Detetives de Produto, temos?

O papel da pesquisa com usuário como um direcionador para as decisões de produto.

Detetives de Produto, temos?

Uma das metodologias mais conhecidas para “pensar produto” é o Double Diamond (“Diamante Duplo”), oriunda de um acordo amigável com o Design Thinking (“Pensamento de design”). Tal diagrama divide o processo em 4 etapas principais: descobrir, definir, desenvolver e entregar.

Independente da etapa, a aplicação de pesquisa com o usuário se faz essencial em cada uma das 4 fases. Pesquisa com usuário provê suporte para identificar dores, validar ou invalidar hipótese, apontar direcionamentos e embasar decisões.

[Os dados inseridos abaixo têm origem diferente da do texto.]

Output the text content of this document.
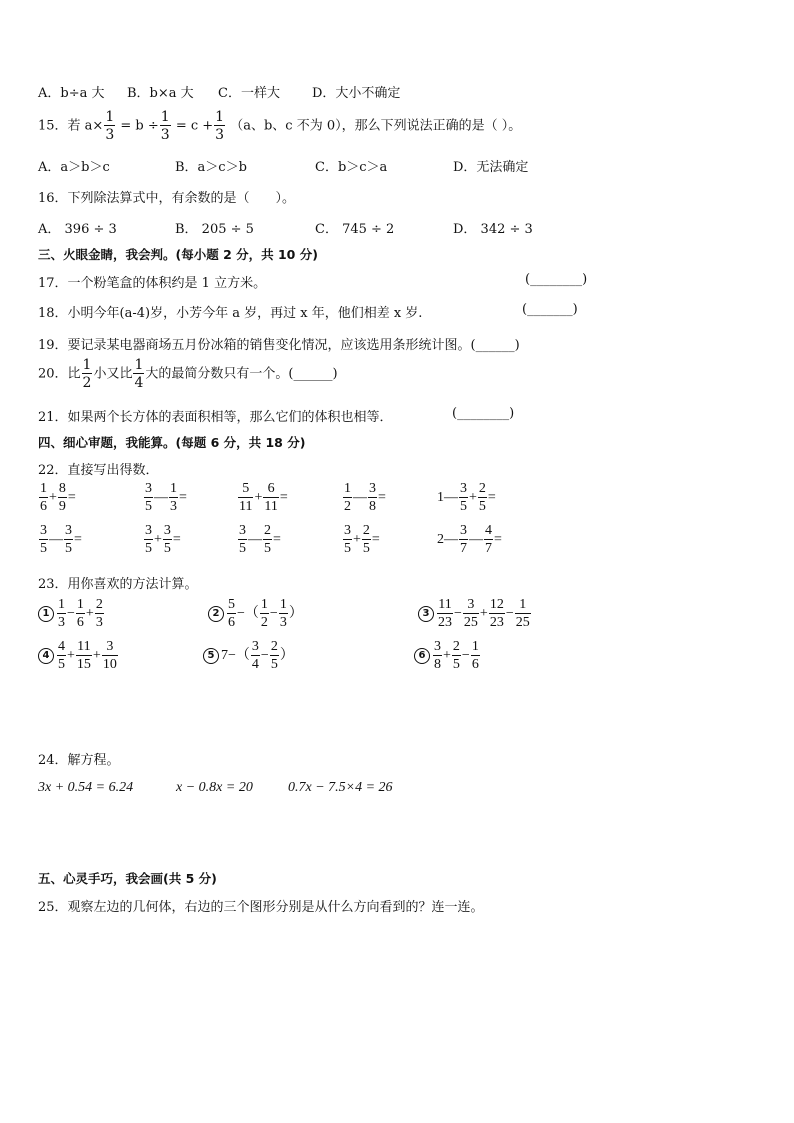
A．b÷a 大 B．b×a 大 C．一样大 D．大小不确定
15．若 $a\times \frac{1}{3} = b \div \frac{1}{3} = c + \frac{1}{3} (a$、b、c 不为 0），那么下列说法正确的是（ ）。
A．a＞b＞c	B．a＞c＞b	C．b＞c＞a	D．无法确定
16．下列除法算式中，有余数的是（　　）。
A． 396 ÷ 3	B． 205 ÷ 5	C． 745 ÷ 2	D． 342 ÷ 3
三、火眼金睛，我会判。(每小题 2 分，共 10 分)
17．一个粉笔盒的体积约是 1 立方米。	(________)
18．小明今年(a-4)岁，小芳今年 a 岁，再过 x 年，他们相差 x 岁.	(_______)
19．要记录某电器商场五月份冰箱的销售变化情况，应该选用条形统计图。(______)
20．比 $\frac{1}{2}$ 小又比 $\frac{1}{4}$ 大的最简分数只有一个。(______)
21．如果两个长方体的表面积相等，那么它们的体积也相等．	(________)
四、细心审题，我能算。(每题 6 分，共 18 分)
22．直接写出得数．
$\frac{1}{6} + \frac{8}{9}$ =	$\frac{3}{5}$ — $\frac{1}{3}$ =	$\frac{5}{11} + \frac{6}{11}$ =	$\frac{1}{2}$ — $\frac{3}{8}$ =	1— $\frac{3}{5} + \frac{2}{5}$ =
$\frac{3}{5}$ — $\frac{3}{5}$ =	$\frac{3}{5} + \frac{3}{5}$ =	$\frac{3}{5}$ — $\frac{2}{5}$ =	$\frac{3}{5} + \frac{2}{5}$ =	2— $\frac{3}{7}$ — $\frac{4}{7}$ =
23．用你喜欢的方法计算。
$1 \frac{1}{3} - \frac{1}{6} + \frac{2}{3}$	$2 \frac{5}{6}$ −（ $\frac{1}{2} - \frac{1}{3}$ ）	$3 \frac{11}{23} - \frac{3}{25} + \frac{12}{23} - \frac{1}{25}$
$4 \frac{4}{5} + \frac{11}{15} + \frac{3}{10}$	5 $7-( \frac{3}{4} - \frac{2}{5}$ ）	$6 \frac{3}{8} + \frac{2}{5} - \frac{1}{6}$
24．解方程。
3x + 0.54 = 6.24	x − 0.8x = 20	0.7x − 7.5×4 = 26
五、心灵手巧，我会画(共 5 分)
25．观察左边的几何体，右边的三个图形分别是从什么方向看到的？连一连。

Neste texto, contei com a colaboração da Keila Almeida, Analista de Pesquisa e Desenvolvimento na Accenture Brasil, para nos ajudar na investigação sobre a importância de envolver as pessoas usuárias no processo para criação e desenvolvimento de produtos.

Leitores e leitoras, ou melhor, detetives de produto a postos?

1. Quando pesquisas com usuários são necessárias para a criação e sustentação de um produto?

[Keila]: A pesquisa com usuários é sempre necessária,  é um processo contínuo. Porém, em cada etapa terá um objetivo específico.  Por exemplo: podemos citar as mensagens que alguns APPs costumam mostrar na tela durante um determinado erro, questionando ao usuário se queremos informar o problema. Neste caso, toda a fase de desenvolvimento já passou e o produto está funcional, entretanto, ainda assim o usuário relata como está sendo sua experiência. E a coleta de erros para melhorias é uma pesquisa.

2. Em termos gerais, o que se espera obter com a pesquisa de usuário?

[Keila]: O objetivo da pesquisa é a construção do conhecimento. Acreditamos que um produto é viável, efetuamos as pesquisas para entendermos se, de fato, é verdade e não apenas crença; se for verdade, então, adquirimos o conhecimento necessário para iniciar o desenvolvimento. Nas demais fases a pesquisa pode servir para colaborar, reproduzir, refutar, ampliar, detalhar, atualizar algum conhecimento pré-existente e necessário naquela etapa.

3. Na teoria, empenhar tempo e esforço para pesquisa com usuário no início do processo (independentemente do método adotado) é o movimento mais assertivo antes de cogitar desenvolver uma solução.  E, na prática, dedicar tempo para conhecer o problema é considerado um investimento que se paga?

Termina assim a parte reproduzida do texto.